Sanna A, Kurtansky A, Veriter C, Stănescu D
Pulmonary Laboratory and Division, Cliniques Universitaires Saint Luc, Brussels, Belgium.
Am J Respir Crit Care Med. 1994 Dec;150(6 Pt 1):1702-4. doi: 10.1164/ajrccm.150.6.7952636.

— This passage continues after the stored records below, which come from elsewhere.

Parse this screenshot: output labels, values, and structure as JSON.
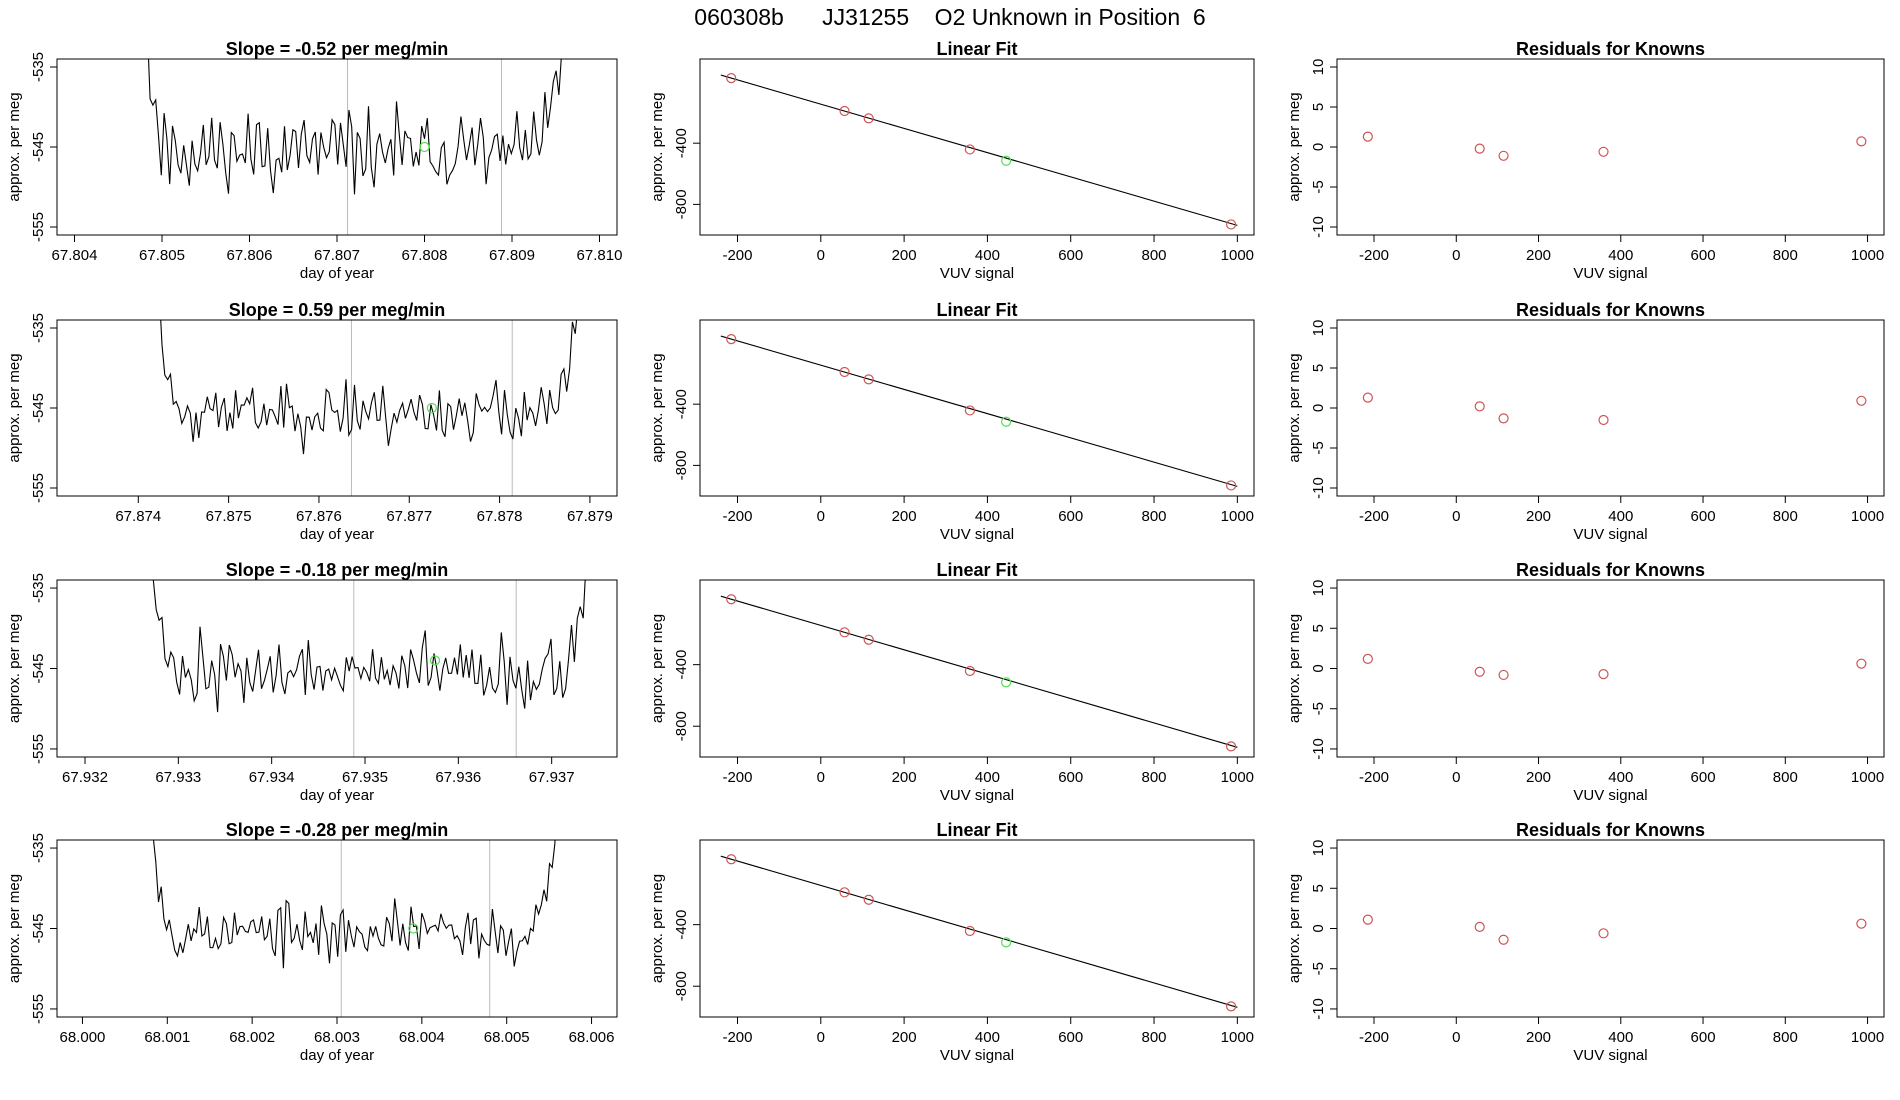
{
  "page": {
    "title": "060308b      JJ31255    O2 Unknown in Position  6"
  },
  "colors": {
    "trace": "#000000",
    "knowns": "#cd5555",
    "unknown": "#55dd55",
    "cursor": "#bbbbbb",
    "axis": "#000000"
  },
  "chart_data": [
    {
      "type": "line",
      "title": "Slope =  -0.52  per meg/min",
      "xlabel": "day of year",
      "ylabel": "approx. per meg",
      "xlim": [
        67.8038,
        67.8102
      ],
      "ylim": [
        -556,
        -534
      ],
      "xticks": [
        67.804,
        67.805,
        67.806,
        67.807,
        67.808,
        67.809,
        67.81
      ],
      "xtick_labels": [
        "67.804",
        "67.805",
        "67.806",
        "67.807",
        "67.808",
        "67.809",
        "67.810"
      ],
      "yticks": [
        -555,
        -545,
        -535
      ],
      "ytick_labels": [
        "-555",
        "-545",
        "-535"
      ],
      "x_start": 67.8048,
      "x_end": 67.8096,
      "trace_seed": 11,
      "noise_amp": 3.8,
      "cursors": [
        67.80712,
        67.80888
      ],
      "unknown_point": {
        "x": 67.808,
        "y": -545
      }
    },
    {
      "type": "scatter",
      "title": "Linear Fit",
      "xlabel": "VUV signal",
      "ylabel": "approx. per meg",
      "xlim": [
        -290,
        1040
      ],
      "ylim": [
        -1000,
        150
      ],
      "xticks": [
        -200,
        0,
        200,
        400,
        600,
        800,
        1000
      ],
      "xtick_labels": [
        "-200",
        "0",
        "200",
        "400",
        "600",
        "800",
        "1000"
      ],
      "yticks": [
        -800,
        -400
      ],
      "ytick_labels": [
        "-800",
        "-400"
      ],
      "fit": {
        "x0": -240,
        "y0": 45,
        "x1": 1000,
        "y1": -937
      },
      "knowns": [
        {
          "x": -215,
          "y": 25
        },
        {
          "x": 57,
          "y": -190
        },
        {
          "x": 115,
          "y": -238
        },
        {
          "x": 358,
          "y": -441
        },
        {
          "x": 985,
          "y": -931
        }
      ],
      "unknown": {
        "x": 445,
        "y": -515
      }
    },
    {
      "type": "scatter",
      "title": "Residuals for Knowns",
      "xlabel": "VUV signal",
      "ylabel": "approx. per meg",
      "xlim": [
        -290,
        1040
      ],
      "ylim": [
        -11,
        11
      ],
      "xticks": [
        -200,
        0,
        200,
        400,
        600,
        800,
        1000
      ],
      "xtick_labels": [
        "-200",
        "0",
        "200",
        "400",
        "600",
        "800",
        "1000"
      ],
      "yticks": [
        -10,
        -5,
        0,
        5,
        10
      ],
      "ytick_labels": [
        "-10",
        "-5",
        "0",
        "5",
        "10"
      ],
      "points": [
        {
          "x": -215,
          "y": 1.3
        },
        {
          "x": 57,
          "y": -0.2
        },
        {
          "x": 115,
          "y": -1.1
        },
        {
          "x": 358,
          "y": -0.6
        },
        {
          "x": 985,
          "y": 0.7
        }
      ]
    },
    {
      "type": "line",
      "title": "Slope =  0.59  per meg/min",
      "xlabel": "day of year",
      "ylabel": "approx. per meg",
      "xlim": [
        67.8731,
        67.8793
      ],
      "ylim": [
        -556,
        -534
      ],
      "xticks": [
        67.874,
        67.875,
        67.876,
        67.877,
        67.878,
        67.879
      ],
      "xtick_labels": [
        "67.874",
        "67.875",
        "67.876",
        "67.877",
        "67.878",
        "67.879"
      ],
      "yticks": [
        -555,
        -545,
        -535
      ],
      "ytick_labels": [
        "-555",
        "-545",
        "-535"
      ],
      "x_start": 67.8742,
      "x_end": 67.8789,
      "trace_seed": 23,
      "noise_amp": 3.0,
      "cursors": [
        67.87636,
        67.87814
      ],
      "unknown_point": {
        "x": 67.87725,
        "y": -545
      }
    },
    {
      "type": "scatter",
      "title": "Linear Fit",
      "xlabel": "VUV signal",
      "ylabel": "approx. per meg",
      "xlim": [
        -290,
        1040
      ],
      "ylim": [
        -1000,
        150
      ],
      "xticks": [
        -200,
        0,
        200,
        400,
        600,
        800,
        1000
      ],
      "xtick_labels": [
        "-200",
        "0",
        "200",
        "400",
        "600",
        "800",
        "1000"
      ],
      "yticks": [
        -800,
        -400
      ],
      "ytick_labels": [
        "-800",
        "-400"
      ],
      "fit": {
        "x0": -240,
        "y0": 45,
        "x1": 1000,
        "y1": -937
      },
      "knowns": [
        {
          "x": -215,
          "y": 25
        },
        {
          "x": 57,
          "y": -190
        },
        {
          "x": 115,
          "y": -238
        },
        {
          "x": 358,
          "y": -441
        },
        {
          "x": 985,
          "y": -931
        }
      ],
      "unknown": {
        "x": 445,
        "y": -515
      }
    },
    {
      "type": "scatter",
      "title": "Residuals for Knowns",
      "xlabel": "VUV signal",
      "ylabel": "approx. per meg",
      "xlim": [
        -290,
        1040
      ],
      "ylim": [
        -11,
        11
      ],
      "xticks": [
        -200,
        0,
        200,
        400,
        600,
        800,
        1000
      ],
      "xtick_labels": [
        "-200",
        "0",
        "200",
        "400",
        "600",
        "800",
        "1000"
      ],
      "yticks": [
        -10,
        -5,
        0,
        5,
        10
      ],
      "ytick_labels": [
        "-10",
        "-5",
        "0",
        "5",
        "10"
      ],
      "points": [
        {
          "x": -215,
          "y": 1.3
        },
        {
          "x": 57,
          "y": 0.2
        },
        {
          "x": 115,
          "y": -1.3
        },
        {
          "x": 358,
          "y": -1.5
        },
        {
          "x": 985,
          "y": 0.9
        }
      ]
    },
    {
      "type": "line",
      "title": "Slope =  -0.18  per meg/min",
      "xlabel": "day of year",
      "ylabel": "approx. per meg",
      "xlim": [
        67.9317,
        67.9377
      ],
      "ylim": [
        -556,
        -534
      ],
      "xticks": [
        67.932,
        67.933,
        67.934,
        67.935,
        67.936,
        67.937
      ],
      "xtick_labels": [
        "67.932",
        "67.933",
        "67.934",
        "67.935",
        "67.936",
        "67.937"
      ],
      "yticks": [
        -555,
        -545,
        -535
      ],
      "ytick_labels": [
        "-555",
        "-545",
        "-535"
      ],
      "x_start": 67.9327,
      "x_end": 67.9374,
      "trace_seed": 37,
      "noise_amp": 3.4,
      "cursors": [
        67.93488,
        67.93662
      ],
      "unknown_point": {
        "x": 67.93575,
        "y": -544
      }
    },
    {
      "type": "scatter",
      "title": "Linear Fit",
      "xlabel": "VUV signal",
      "ylabel": "approx. per meg",
      "xlim": [
        -290,
        1040
      ],
      "ylim": [
        -1000,
        150
      ],
      "xticks": [
        -200,
        0,
        200,
        400,
        600,
        800,
        1000
      ],
      "xtick_labels": [
        "-200",
        "0",
        "200",
        "400",
        "600",
        "800",
        "1000"
      ],
      "yticks": [
        -800,
        -400
      ],
      "ytick_labels": [
        "-800",
        "-400"
      ],
      "fit": {
        "x0": -240,
        "y0": 45,
        "x1": 1000,
        "y1": -937
      },
      "knowns": [
        {
          "x": -215,
          "y": 25
        },
        {
          "x": 57,
          "y": -190
        },
        {
          "x": 115,
          "y": -238
        },
        {
          "x": 358,
          "y": -441
        },
        {
          "x": 985,
          "y": -931
        }
      ],
      "unknown": {
        "x": 445,
        "y": -515
      }
    },
    {
      "type": "scatter",
      "title": "Residuals for Knowns",
      "xlabel": "VUV signal",
      "ylabel": "approx. per meg",
      "xlim": [
        -290,
        1040
      ],
      "ylim": [
        -11,
        11
      ],
      "xticks": [
        -200,
        0,
        200,
        400,
        600,
        800,
        1000
      ],
      "xtick_labels": [
        "-200",
        "0",
        "200",
        "400",
        "600",
        "800",
        "1000"
      ],
      "yticks": [
        -10,
        -5,
        0,
        5,
        10
      ],
      "ytick_labels": [
        "-10",
        "-5",
        "0",
        "5",
        "10"
      ],
      "points": [
        {
          "x": -215,
          "y": 1.2
        },
        {
          "x": 57,
          "y": -0.4
        },
        {
          "x": 115,
          "y": -0.8
        },
        {
          "x": 358,
          "y": -0.7
        },
        {
          "x": 985,
          "y": 0.6
        }
      ]
    },
    {
      "type": "line",
      "title": "Slope =  -0.28  per meg/min",
      "xlabel": "day of year",
      "ylabel": "approx. per meg",
      "xlim": [
        67.9997,
        68.0063
      ],
      "ylim": [
        -556,
        -534
      ],
      "xticks": [
        68.0,
        68.001,
        68.002,
        68.003,
        68.004,
        68.005,
        68.006
      ],
      "xtick_labels": [
        "68.000",
        "68.001",
        "68.002",
        "68.003",
        "68.004",
        "68.005",
        "68.006"
      ],
      "yticks": [
        -555,
        -545,
        -535
      ],
      "ytick_labels": [
        "-555",
        "-545",
        "-535"
      ],
      "x_start": 68.0008,
      "x_end": 68.0056,
      "trace_seed": 53,
      "noise_amp": 3.0,
      "cursors": [
        68.00305,
        68.0048
      ],
      "unknown_point": {
        "x": 68.0039,
        "y": -545
      }
    },
    {
      "type": "scatter",
      "title": "Linear Fit",
      "xlabel": "VUV signal",
      "ylabel": "approx. per meg",
      "xlim": [
        -290,
        1040
      ],
      "ylim": [
        -1000,
        150
      ],
      "xticks": [
        -200,
        0,
        200,
        400,
        600,
        800,
        1000
      ],
      "xtick_labels": [
        "-200",
        "0",
        "200",
        "400",
        "600",
        "800",
        "1000"
      ],
      "yticks": [
        -800,
        -400
      ],
      "ytick_labels": [
        "-800",
        "-400"
      ],
      "fit": {
        "x0": -240,
        "y0": 45,
        "x1": 1000,
        "y1": -937
      },
      "knowns": [
        {
          "x": -215,
          "y": 25
        },
        {
          "x": 57,
          "y": -190
        },
        {
          "x": 115,
          "y": -238
        },
        {
          "x": 358,
          "y": -441
        },
        {
          "x": 985,
          "y": -931
        }
      ],
      "unknown": {
        "x": 445,
        "y": -515
      }
    },
    {
      "type": "scatter",
      "title": "Residuals for Knowns",
      "xlabel": "VUV signal",
      "ylabel": "approx. per meg",
      "xlim": [
        -290,
        1040
      ],
      "ylim": [
        -11,
        11
      ],
      "xticks": [
        -200,
        0,
        200,
        400,
        600,
        800,
        1000
      ],
      "xtick_labels": [
        "-200",
        "0",
        "200",
        "400",
        "600",
        "800",
        "1000"
      ],
      "yticks": [
        -10,
        -5,
        0,
        5,
        10
      ],
      "ytick_labels": [
        "-10",
        "-5",
        "0",
        "5",
        "10"
      ],
      "points": [
        {
          "x": -215,
          "y": 1.1
        },
        {
          "x": 57,
          "y": 0.2
        },
        {
          "x": 115,
          "y": -1.4
        },
        {
          "x": 358,
          "y": -0.6
        },
        {
          "x": 985,
          "y": 0.6
        }
      ]
    }
  ]
}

Studies in animals have shown that inhalation of nitric oxide (NO) either reduced pulmonary resistance after an induced bronchospasm or protected animals from bronchoconstriction. To evaluate whether NO inhalation (80 parts per million) influences basal bronchial tone or reverses methacholine-induced bronchospasm, we determined specific airway conductance (SGaw) as a measure of airway caliber in seven healthy men. After methacholine-induced bronchoconstriction NO increased SGaw by 23% (p < 0.05). One week later, NO inhalation did not change baseline SGaw values. However, albuterol inhaled after NO, or on a separate day, significantly increased SGaw (p < 0.05). The bronchodilator effect of NO in men with methacholine-induced bronchospasm is much less than that reported in animals or that regularly observed in asthmatic patients after the inhalation of beta-sympathomimetic drugs.
动物研究表明,吸入一氧化氮(NO)可降低诱发支气管痉挛后的肺阻力,或保护动物免受支气管收缩影响。为评估吸入NO(百万分之80)是否会影响基础支气管张力或逆转乙酰甲胆碱诱发的支气管痉挛,我们测定了7名健康男性的比气道传导率(SGaw),以此作为气道管径的指标。在乙酰甲胆碱诱发支气管痉挛后,NO使SGaw增加了23%(p < 0.05)。一周后,吸入NO并未改变基线SGaw值。然而,在吸入NO后或在另一天吸入沙丁胺醇,可显著增加SGaw(p < 0.05)。在患有乙酰甲胆碱诱发支气管痉挛的男性中,NO的支气管扩张作用远小于动物研究中报道的作用,也远小于哮喘患者吸入β-拟交感神经药物后通常观察到的作用。